Dougco board backs off ballot measures

CASTLE ROCK – Douglas County school board members on Wednesday opted not to pursue three potential ballot measures severing union ties, deciding instead to change board policy to accomplish similar goals and to officially declare an end to negotiations with its teachers union.

The policy changes don’t go quite as far as all three ballot measures would have, if approved by voters, but they do declare it is an “unlawful breach of the fiduciary duty of this or any future Douglas County board of education” to collect union dues or use district dollars for union pay.

The changes do not address a third potential ballot measure, which would have prohibited collective bargaining between the board and the union. Board members did approve a resolution declaring current negotiations with the union have concluded.
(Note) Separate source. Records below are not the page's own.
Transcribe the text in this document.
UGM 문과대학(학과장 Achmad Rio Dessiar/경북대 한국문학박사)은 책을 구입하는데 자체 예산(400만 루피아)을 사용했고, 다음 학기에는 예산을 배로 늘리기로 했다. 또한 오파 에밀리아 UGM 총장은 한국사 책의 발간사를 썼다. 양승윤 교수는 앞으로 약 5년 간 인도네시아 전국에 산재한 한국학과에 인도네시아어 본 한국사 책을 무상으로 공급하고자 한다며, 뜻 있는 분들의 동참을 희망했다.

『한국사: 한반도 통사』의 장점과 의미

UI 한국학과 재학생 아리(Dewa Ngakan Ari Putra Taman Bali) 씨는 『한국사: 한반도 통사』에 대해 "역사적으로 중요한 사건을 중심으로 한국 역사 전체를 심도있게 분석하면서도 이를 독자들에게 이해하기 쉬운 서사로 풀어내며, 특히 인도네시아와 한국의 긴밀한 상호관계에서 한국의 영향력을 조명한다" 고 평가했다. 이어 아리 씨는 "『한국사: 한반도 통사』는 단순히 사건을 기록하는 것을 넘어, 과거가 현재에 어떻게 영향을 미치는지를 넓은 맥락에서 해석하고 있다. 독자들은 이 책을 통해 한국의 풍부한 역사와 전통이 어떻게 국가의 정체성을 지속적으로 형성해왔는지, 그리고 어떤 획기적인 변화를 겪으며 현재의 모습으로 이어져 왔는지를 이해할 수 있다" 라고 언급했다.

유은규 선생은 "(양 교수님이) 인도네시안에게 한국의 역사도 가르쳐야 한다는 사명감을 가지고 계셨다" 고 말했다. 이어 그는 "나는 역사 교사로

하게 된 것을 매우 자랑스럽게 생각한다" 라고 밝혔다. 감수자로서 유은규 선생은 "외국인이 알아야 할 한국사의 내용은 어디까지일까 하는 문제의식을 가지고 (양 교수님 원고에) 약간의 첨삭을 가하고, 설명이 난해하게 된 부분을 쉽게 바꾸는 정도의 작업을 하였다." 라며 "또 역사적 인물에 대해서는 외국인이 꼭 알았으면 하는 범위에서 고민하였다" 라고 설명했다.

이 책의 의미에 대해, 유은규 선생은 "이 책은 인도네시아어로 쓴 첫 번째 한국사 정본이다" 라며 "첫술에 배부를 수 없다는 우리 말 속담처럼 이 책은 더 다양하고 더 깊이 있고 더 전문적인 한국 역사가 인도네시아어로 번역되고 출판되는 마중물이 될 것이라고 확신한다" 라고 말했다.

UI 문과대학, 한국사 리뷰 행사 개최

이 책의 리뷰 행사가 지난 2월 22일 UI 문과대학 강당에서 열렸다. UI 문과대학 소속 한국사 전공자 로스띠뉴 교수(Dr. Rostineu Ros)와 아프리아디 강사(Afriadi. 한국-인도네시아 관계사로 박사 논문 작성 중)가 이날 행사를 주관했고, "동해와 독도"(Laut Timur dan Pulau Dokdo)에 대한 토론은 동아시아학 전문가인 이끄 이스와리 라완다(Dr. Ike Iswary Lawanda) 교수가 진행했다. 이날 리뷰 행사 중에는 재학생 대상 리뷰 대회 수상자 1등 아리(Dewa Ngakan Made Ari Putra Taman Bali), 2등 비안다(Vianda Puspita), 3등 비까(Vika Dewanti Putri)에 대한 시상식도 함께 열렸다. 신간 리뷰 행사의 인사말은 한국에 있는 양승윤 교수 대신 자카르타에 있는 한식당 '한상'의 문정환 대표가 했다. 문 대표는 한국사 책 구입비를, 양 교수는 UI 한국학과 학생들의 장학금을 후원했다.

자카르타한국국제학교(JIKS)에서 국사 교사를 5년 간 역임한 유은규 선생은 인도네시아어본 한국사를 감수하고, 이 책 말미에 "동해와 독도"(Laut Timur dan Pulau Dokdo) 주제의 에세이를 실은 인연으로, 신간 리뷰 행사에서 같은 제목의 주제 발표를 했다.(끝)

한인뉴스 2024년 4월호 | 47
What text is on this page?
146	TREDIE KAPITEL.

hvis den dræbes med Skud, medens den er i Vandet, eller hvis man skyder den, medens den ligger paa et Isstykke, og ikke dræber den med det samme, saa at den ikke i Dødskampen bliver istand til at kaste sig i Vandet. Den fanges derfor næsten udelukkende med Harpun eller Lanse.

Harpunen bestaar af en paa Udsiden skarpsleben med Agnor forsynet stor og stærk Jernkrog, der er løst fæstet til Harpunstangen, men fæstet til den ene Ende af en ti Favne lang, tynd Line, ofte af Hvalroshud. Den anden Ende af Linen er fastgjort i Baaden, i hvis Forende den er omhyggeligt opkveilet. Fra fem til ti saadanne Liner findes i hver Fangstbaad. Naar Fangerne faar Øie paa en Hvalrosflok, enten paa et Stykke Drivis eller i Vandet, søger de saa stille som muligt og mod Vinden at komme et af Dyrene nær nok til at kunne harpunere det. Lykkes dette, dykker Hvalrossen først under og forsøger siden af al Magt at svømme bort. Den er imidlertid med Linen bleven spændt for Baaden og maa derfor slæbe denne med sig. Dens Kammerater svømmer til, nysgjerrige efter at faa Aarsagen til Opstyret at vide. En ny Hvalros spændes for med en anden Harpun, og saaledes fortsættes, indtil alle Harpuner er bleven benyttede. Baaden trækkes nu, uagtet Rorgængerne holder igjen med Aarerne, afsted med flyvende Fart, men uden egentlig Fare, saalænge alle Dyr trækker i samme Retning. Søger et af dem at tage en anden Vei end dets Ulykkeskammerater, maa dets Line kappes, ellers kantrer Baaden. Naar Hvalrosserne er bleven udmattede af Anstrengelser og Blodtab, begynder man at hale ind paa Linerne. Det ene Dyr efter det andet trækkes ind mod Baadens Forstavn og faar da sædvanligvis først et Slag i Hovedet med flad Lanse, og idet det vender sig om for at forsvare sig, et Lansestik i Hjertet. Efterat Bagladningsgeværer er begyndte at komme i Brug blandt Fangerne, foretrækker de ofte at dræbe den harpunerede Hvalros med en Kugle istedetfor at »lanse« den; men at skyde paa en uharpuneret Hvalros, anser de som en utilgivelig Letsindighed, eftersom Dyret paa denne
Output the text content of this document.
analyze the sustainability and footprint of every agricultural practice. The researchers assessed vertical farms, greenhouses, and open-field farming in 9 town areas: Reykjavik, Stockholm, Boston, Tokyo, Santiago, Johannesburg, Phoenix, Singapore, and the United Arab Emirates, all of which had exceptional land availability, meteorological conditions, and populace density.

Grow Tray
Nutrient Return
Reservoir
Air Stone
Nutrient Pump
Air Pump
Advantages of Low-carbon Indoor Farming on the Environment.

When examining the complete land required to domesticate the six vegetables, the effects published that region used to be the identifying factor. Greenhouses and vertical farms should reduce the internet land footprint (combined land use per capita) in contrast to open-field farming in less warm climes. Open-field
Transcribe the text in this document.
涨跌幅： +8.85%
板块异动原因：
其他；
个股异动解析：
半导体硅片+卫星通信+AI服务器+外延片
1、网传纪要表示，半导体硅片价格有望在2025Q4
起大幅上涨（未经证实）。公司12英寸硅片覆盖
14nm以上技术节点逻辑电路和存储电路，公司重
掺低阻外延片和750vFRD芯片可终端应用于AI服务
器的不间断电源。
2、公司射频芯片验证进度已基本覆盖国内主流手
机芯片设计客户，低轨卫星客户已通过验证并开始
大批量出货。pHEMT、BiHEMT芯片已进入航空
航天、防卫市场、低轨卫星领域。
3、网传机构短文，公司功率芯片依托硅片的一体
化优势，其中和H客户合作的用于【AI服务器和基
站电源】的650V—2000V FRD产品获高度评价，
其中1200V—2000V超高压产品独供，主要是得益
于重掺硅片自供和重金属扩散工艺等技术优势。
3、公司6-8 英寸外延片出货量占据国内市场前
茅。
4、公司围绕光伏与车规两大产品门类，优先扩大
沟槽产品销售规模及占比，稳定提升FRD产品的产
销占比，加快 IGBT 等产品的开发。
“I think it’s a great decision for them not to move forward on this and save taxpayer dollars,” said Brenda Smith, president of the Douglas County Federation of Teachers. “And I also feel they understood that it absolutely is not legal to move forward.”

Learn more

Ballot proposals

  • Should the district be prohibited from using public funding for the compensation of union leaders?
  • Should the district be prohibited from collecting union dues from employee paychecks on the union’s behalf?
  • Should the district be prohibited from engaging in collective bargaining with the union?

Tuesday, an attorney representing the union sent a letter to district leaders declaring board members had no authority to place the proposed ballot measures before voters and threatening a lawsuit if they did so.

Board President John Carson said the legal threat wasn’t a factor in the decision to go the policy route, noting, “Our legal research indicates the board can put anything it wants on the ballot.”

What was important, he said, was the estimated $200,000 price tag to cover election costs.

“We want to move on,” Carson added. “We don’t particularly want to drag it on a few more months and setting this in board policy brings closure to it so the district can get on with educating kids.”

Tensions between the union, which has represented teachers in Dougco for more than 40 years, and district leaders have deteriorated since a majority of conservatives were first elected to the board in 2009. On July 1, after the two sides were unable to negotiate terms, their collective bargaining agreement expired and Dougco is now the state’s largest district in which teachers are working without a union contract.

Dougco school board members already have ended the practice of using the district’s payroll system to collect union dues and they no longer allow any district dollars to be used to compensate union leaders who have left the classroom. What board members sought, first with the proposed ballot measures and then with the policy changes, was to require future boards to continue those prohibitions.

Carson, in remarks before the board voted on the policy changes, said the board wanted to consider the ballot measures to ensure it retained local control. He cited a request by the teachers union for state intervention in the recent failed negotiations.

“Going to the voters was a way of ensuring that, if the governor were to intervene, we would ask the voters to help guide the process,” he said, adding, “We have had productive and useful discussions with the Hickenlooper administration … and in the spirit of that partnership, and in order to avoid spending the nearly $200,000 … I believe we will decide tonight not to proceed with the three ballot measures.”

The policy changes do contain “some real teeth,” according to Carson, allowing any Dougco citizen who believes the board is not following the new policies to take legal action. If the citizen wins, the district will pay “reasonable” legal fees.

“If a future board wanted to change things, they would have to do that in a very public manner,” he said.

As for the board’s vote to declare negotiations with the union over, Smith, the union president, said that came as no surprise.

“They’ve been finished since June,” she said. “We haven’t been back at the table for two and a half months.”

Still, Smith said, “We will continue to fight for a collective bargaining agreement. It truly is about teachers’ voices, silencing teachers’ voices, and we’ll continue to push the board and be there for our teachers.”

The board votes on policy changes came after more than a hundred students, parents, teachers and others gathered to protest recent reform efforts and the treatment of the union.

They carried signs and walked in front of district headquarters, prompting honks from passing drivers. A smaller group of board supporters also waved signs.

Inside, close to 20 public speakers addressed the board, many urging them not to approve the proposed ballot measures. Several of them were teachers.

Scott McEowen, a 14-year teacher and a parent, told board members that he worried he would get to the podium and simply cry throughout the two minutes he was allotted.

“We’re just sad,” he said of teachers watching recent events unfold. “We’re profoundly sad.”